Alberta is launching the new Oil Sands Mine Water Steering Committee to speed up the reclamation of oil sands tailings ponds. The expert committee will study potential policies and measures for and suggest options that would best allow for reclamation to occur as quickly and safely as possible. Alberta’s government will use the committee’s work to create an accelerated plan to reclaim the water in oil sands tailing ponds and eventually return the land for use by future generations.

“Managing oil sands mine water and reclaiming tailings ponds is a complex issue that requires collaboration. This committee will look at all the feasible options for addressing oil sands mine water and tailings ponds and suggest ways to safely reclaim the land and ensure our waterways remain clean for future generations.”

Rebecca Schulz, Minister of Environment and Protected Areas

Tailings ponds are a complex issue that likely cannot be addressed through just one solution. Significant technical research and analysis has been conducted by industry, as well as the province’s Oil Sands Mine Water Science Team. There have also been past discussions with local Indigenous communities on this issue, and the Crown-Indigenous Working Group for the Potential Oil Sands Mining Effluent Regulations has issued several reports examining different options.
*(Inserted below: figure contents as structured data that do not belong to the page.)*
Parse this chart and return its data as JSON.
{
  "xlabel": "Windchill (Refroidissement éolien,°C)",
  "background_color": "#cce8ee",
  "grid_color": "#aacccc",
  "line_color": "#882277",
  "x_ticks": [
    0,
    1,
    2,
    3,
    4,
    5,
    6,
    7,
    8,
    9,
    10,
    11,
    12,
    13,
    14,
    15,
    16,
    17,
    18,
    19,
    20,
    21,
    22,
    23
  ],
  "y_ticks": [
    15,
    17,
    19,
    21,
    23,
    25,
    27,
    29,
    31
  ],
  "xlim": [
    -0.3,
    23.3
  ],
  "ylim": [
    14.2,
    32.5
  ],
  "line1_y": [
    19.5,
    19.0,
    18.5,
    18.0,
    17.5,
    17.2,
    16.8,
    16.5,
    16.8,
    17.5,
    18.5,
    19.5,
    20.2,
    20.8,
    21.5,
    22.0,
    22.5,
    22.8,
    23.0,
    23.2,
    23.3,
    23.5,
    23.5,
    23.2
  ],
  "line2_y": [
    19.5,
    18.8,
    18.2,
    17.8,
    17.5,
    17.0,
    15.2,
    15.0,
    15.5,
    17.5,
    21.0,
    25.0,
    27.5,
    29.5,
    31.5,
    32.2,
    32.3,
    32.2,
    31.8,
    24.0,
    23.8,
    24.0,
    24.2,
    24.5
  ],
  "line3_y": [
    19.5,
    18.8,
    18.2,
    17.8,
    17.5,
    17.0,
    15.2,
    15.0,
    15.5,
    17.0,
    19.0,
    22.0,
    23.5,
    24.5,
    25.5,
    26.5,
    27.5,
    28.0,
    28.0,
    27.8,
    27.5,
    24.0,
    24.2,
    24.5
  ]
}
However, no clear consensus has been identified and research is still emerging. The steering committee is expected to evaluate a wide range of options for addressing oil sands mine water and reclaiming tailings ponds in an accelerated timeframe.
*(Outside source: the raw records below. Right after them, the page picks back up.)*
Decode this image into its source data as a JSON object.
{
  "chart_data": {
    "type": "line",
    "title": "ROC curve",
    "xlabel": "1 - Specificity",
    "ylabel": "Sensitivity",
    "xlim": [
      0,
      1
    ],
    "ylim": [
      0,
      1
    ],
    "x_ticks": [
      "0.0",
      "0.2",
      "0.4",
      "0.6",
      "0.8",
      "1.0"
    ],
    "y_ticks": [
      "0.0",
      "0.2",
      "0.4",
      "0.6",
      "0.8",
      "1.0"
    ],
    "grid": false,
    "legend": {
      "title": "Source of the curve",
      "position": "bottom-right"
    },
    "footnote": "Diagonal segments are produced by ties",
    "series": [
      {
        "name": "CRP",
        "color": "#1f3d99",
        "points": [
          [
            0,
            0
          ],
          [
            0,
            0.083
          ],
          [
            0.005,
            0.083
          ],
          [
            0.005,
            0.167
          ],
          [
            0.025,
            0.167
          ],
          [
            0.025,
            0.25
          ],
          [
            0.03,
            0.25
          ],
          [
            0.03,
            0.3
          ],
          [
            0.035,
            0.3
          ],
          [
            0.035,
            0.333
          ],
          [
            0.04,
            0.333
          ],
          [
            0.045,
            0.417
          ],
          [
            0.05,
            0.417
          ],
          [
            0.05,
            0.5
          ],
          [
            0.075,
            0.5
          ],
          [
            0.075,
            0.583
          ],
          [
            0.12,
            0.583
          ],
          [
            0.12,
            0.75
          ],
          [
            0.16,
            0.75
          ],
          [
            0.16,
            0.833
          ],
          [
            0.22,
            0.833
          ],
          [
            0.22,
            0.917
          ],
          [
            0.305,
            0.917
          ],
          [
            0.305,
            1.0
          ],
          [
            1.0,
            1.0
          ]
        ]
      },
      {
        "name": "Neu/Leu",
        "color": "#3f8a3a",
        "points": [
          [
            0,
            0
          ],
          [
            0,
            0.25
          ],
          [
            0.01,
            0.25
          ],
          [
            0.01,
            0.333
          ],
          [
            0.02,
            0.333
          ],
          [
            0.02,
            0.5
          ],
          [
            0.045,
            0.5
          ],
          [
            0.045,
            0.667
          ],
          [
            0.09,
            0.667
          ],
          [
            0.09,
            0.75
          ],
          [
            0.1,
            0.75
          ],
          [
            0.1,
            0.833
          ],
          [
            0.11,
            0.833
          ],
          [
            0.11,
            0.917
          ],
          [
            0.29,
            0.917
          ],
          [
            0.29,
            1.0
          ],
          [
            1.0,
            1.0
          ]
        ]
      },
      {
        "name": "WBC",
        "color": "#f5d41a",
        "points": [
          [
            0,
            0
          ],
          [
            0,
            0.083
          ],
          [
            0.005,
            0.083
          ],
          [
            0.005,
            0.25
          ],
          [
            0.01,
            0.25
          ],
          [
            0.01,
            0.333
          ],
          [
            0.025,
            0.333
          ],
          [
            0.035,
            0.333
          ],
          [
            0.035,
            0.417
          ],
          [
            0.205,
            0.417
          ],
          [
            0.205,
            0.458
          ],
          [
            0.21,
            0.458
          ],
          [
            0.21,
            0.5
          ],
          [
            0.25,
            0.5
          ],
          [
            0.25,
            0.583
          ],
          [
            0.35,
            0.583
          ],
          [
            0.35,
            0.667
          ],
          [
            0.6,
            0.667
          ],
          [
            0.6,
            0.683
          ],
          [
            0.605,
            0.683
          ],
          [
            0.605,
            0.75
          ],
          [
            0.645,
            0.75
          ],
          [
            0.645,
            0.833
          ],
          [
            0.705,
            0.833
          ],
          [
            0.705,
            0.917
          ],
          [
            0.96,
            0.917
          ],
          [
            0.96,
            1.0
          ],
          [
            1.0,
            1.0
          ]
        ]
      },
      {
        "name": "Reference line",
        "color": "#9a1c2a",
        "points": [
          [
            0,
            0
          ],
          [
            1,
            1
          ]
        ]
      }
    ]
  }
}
To do this, the steering committee will review all relevant research and engage with communities, industry and governments to ensure that many perspectives and potential solutions are considered. More information will be shared in the coming months on how the public can submit technical information. All viable solutions to this challenging issue will be considered.

“This is an important step forward to responsibly address oil sands mine water and reclaim tailings ponds more swiftly and effectively.”

Tany Yao, MLA for Fort McMurray-Wood Buffalo

The province is looking forward to the committee’s advice to help develop an accelerated plan for addressing tailings ponds while protecting the health of local and downstream communities and the environment.

Members of the committee

The Oil Sands Mine Water Steering Committee will include:

  • Chief Jim Boucher, AOE, President, Saa Dene Group of Companies, former chief of Fort McKay First Nation.
  • Mohamed Gamal El-Din, PhD, engineering research chair and director of the Water Research Centre at the University of Alberta
  • Andrea Larson, researcher and retired Alberta Energy Regulator employee with experience in oil sands mining
  • Alan Reid, retired oil and gas executive with experience with the Pathways Alliance, Cenovus Energy and others
  • Lorne Taylor, PhD, former chair of Alberta Water Research Institute, former chair of the Alberta Environmental Monitoring Evaluation and Reporting Agency, and former provincial minister of Science, Research and Information Technology; Innovation and Science; and Environment.
  • Tany Yao, MLA for Fort McMurray-Wood Buffalo

Quick facts

  • All mines produce tailings. In oil sands mining operations, tailings are a mixture of water, sand, clay and residual bitumen and are the byproduct of the extraction process used to separate the oil from sand and clay.
  • The Oil Sands Mine Water Steering Committee will be supported by an independent facilitator external to the Government of Alberta.
  • The committee will determine which options are feasible based on available technology, alignment with existing policies, environmental and community impacts, economics, infrastructure needs and liability implications.
  • Alberta’s government expects that the committee will suggest multiple opportunities to address oil sands mine water based on their analysis of existing research and what they hear from industry, Indigenous communities, governments and others.
  • Oil sands mine operations in Alberta have reduced the amount of fresh water used per barrel by 23 per cent since 2017. All operators came in below their approved volume limits in 2022.